And if I can get a used heat press for $150, 100 shirts in bulk for $165 and 125 JPSS transfers for $85, that comes out to only about $400 plus shipping for 100 shirts versus $750. I'd actually be saving around 40% of the cost of that quote (considerable money) to buy the equipment to print them myself, give or take a few initial failures with the press. D'oh! If they don't sell they don't sell either way, but if I saved money by buying the equipment then I still saved money on the deal. 

Anyway, don't mind me, I'm rambling at this point. I'd still probably go for a $500 quote. Who knows, maybe the folks I called yesterday will be in that range. I do know they're a larger shop. I sent them an art sample and they'll quote me for both DTG and dye-sub early this week.


----------



## brice (Mar 10, 2010)

You can't mix DTG with screen print or heat transfer. the initial cost of ownership is higher with DTG and you produce an different product than with the other methods. I would have no qualms charging 7.50 for a DTG product, but would NEVER think of producing a product I can do a LOT cheaper on screen printing equipment on DTG, especially if there are volumes. It doesn't make sense. 

Talk about specific scenarios. That's a better comparison. 

If you had photo realistic prints, you'd have to do DTG or heat transfers. Some can do this with screens, but most can't. And the price should reflect the cost of doing these BETTER quality, more detailed print. You throw money away to do it for $5 a print. I don't know about you, but I'm not throwing money away. 

Now if you had a simple 2-3 color design and 100 shirts, why not do it on screen? Your time might be longer for setup, but your costs are lower.
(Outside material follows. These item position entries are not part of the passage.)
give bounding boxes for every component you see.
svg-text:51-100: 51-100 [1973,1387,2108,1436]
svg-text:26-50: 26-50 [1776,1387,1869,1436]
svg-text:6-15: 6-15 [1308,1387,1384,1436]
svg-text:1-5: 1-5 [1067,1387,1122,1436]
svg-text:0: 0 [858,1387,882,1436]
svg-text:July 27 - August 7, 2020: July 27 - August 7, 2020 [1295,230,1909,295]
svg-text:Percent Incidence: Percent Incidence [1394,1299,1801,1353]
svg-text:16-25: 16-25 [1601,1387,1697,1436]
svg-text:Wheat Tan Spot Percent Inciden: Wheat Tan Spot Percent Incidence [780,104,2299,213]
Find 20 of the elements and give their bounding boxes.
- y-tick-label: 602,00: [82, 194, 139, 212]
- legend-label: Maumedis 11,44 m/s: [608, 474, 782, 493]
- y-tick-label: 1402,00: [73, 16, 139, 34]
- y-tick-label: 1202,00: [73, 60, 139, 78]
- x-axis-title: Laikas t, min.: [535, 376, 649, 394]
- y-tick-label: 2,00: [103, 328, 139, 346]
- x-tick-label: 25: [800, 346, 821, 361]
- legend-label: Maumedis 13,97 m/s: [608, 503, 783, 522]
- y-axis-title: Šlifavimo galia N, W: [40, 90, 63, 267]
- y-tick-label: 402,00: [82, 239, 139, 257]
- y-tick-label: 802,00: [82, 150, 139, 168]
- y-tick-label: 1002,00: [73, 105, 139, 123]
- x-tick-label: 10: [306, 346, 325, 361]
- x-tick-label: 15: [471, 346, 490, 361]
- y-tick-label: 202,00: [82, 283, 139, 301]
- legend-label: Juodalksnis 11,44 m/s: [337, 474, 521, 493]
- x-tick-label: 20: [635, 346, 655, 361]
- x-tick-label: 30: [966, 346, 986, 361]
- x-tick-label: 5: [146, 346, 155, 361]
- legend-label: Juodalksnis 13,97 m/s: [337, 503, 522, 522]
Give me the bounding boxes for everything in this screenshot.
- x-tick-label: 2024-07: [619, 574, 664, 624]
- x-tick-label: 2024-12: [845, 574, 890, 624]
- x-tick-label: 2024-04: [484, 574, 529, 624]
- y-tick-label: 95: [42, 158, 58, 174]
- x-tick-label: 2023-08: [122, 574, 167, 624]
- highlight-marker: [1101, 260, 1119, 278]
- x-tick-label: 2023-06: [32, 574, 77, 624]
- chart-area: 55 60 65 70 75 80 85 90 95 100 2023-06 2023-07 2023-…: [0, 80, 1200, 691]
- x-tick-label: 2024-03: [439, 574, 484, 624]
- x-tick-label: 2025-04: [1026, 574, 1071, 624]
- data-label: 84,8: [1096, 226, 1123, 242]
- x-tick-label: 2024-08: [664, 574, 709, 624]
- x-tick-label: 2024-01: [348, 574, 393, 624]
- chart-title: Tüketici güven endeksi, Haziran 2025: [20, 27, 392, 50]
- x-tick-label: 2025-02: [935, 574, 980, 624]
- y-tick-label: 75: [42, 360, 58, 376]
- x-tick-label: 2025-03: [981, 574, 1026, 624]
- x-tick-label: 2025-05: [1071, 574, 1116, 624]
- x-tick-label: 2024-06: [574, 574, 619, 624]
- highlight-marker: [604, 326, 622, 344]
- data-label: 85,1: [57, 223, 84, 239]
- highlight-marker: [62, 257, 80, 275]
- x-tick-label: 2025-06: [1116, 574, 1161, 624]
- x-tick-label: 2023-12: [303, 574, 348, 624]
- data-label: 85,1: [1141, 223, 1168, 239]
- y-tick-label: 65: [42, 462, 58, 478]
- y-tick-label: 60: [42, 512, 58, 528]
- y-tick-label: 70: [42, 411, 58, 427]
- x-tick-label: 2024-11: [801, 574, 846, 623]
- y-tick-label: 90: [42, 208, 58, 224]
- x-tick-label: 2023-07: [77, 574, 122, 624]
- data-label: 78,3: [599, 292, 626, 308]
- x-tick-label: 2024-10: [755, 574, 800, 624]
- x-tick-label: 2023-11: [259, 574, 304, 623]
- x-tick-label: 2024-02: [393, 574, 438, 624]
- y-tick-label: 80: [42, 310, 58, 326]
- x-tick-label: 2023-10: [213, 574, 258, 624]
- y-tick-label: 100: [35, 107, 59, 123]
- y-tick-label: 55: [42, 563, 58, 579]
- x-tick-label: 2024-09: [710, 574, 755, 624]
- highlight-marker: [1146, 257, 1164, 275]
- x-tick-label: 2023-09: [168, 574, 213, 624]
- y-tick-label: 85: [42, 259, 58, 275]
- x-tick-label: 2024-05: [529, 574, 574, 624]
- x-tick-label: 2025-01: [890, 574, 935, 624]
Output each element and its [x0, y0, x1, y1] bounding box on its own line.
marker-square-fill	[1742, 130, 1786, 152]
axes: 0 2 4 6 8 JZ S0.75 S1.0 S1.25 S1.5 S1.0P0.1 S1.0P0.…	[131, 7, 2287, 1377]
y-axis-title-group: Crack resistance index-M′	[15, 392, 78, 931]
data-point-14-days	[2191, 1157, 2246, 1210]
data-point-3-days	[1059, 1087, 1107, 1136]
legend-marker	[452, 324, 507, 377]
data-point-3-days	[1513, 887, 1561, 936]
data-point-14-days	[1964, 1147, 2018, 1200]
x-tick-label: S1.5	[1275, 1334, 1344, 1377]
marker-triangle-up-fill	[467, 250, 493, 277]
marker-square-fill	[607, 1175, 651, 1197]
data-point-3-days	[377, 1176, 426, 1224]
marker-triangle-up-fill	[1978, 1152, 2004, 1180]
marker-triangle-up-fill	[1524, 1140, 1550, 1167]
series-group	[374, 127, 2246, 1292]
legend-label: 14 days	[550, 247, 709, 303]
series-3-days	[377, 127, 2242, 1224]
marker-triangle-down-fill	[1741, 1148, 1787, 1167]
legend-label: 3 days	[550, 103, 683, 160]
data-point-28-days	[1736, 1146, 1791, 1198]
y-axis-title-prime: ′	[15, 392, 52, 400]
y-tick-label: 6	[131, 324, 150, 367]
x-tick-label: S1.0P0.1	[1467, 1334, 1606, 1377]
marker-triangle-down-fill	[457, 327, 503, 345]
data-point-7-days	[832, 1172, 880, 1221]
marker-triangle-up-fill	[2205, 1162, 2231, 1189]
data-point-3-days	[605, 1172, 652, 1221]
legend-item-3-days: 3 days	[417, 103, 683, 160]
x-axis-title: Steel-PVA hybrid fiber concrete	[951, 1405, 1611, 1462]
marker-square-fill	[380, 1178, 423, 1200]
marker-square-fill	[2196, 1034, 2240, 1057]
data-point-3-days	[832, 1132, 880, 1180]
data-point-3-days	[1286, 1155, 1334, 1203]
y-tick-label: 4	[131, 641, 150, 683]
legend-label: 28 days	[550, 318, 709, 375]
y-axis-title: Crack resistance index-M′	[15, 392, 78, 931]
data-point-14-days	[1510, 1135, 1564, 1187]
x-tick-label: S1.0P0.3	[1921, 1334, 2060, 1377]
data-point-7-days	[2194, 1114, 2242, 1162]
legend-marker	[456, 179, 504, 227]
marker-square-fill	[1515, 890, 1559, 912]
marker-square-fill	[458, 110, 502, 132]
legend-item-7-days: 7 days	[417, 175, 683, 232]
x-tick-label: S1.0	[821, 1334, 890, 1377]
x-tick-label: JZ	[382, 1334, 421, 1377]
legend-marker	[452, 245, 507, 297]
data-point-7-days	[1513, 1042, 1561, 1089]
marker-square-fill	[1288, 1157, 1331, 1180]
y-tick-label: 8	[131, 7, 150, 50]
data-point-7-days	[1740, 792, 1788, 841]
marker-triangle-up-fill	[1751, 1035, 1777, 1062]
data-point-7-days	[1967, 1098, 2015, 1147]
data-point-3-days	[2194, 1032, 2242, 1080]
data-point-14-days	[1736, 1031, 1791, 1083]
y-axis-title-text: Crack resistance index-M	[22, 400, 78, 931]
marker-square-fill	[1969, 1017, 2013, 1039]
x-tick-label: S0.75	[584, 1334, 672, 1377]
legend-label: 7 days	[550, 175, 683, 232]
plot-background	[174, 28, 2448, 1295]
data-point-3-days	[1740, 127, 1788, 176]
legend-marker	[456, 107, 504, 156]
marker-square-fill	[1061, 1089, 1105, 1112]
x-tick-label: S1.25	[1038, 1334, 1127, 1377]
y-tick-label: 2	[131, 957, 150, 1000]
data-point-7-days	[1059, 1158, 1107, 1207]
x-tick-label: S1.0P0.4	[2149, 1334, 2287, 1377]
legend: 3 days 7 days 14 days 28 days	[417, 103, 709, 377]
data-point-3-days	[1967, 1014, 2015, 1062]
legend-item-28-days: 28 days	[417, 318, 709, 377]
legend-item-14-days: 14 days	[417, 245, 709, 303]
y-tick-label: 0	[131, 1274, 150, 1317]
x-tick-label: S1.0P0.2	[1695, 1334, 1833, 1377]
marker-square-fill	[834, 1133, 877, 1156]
And the market is so aggressive, you'd have to be less expensive ($5-6 depending on the number of colors and print locations). 

I'm fairly new to this, but that seems like you aren't considering all of the costs in your calculations (marketing, COGS, labor, rent, etc) and as a hobby or in your garage you'll pay for your hobby, but you are never going to be a major player. Personally I'd rather find a way to run and operate my business to find independence and freedom than just a couple of $100 bucks a month or weekend or month...





woohooligan said:


> Thanks for the info, Mark. And Sarah for the link. One of the guys in the other thread mentioned not bothering to turn on the printer for $3-4 per shirt _unless _it was a run of single-sided prints on light colored shirts, which is exactly what I'm looking for. Stock white t-shirts, one print, centered on the front, no frills.
> 
> Really, I don't think I'd have balked at all as high as $5 per unit, which is higher than the $3-4 the other guy was complaining about. It just seemed like $7.50 per unit was pretty steep, given the material costs and knowing that they print ~25/hr give or take. As high as $5 per unit I can print a run of 100 and come home from the convention with a tidy little profit, but at $7.50 per unit that just doesn't look feasible.
> 
> ...


----------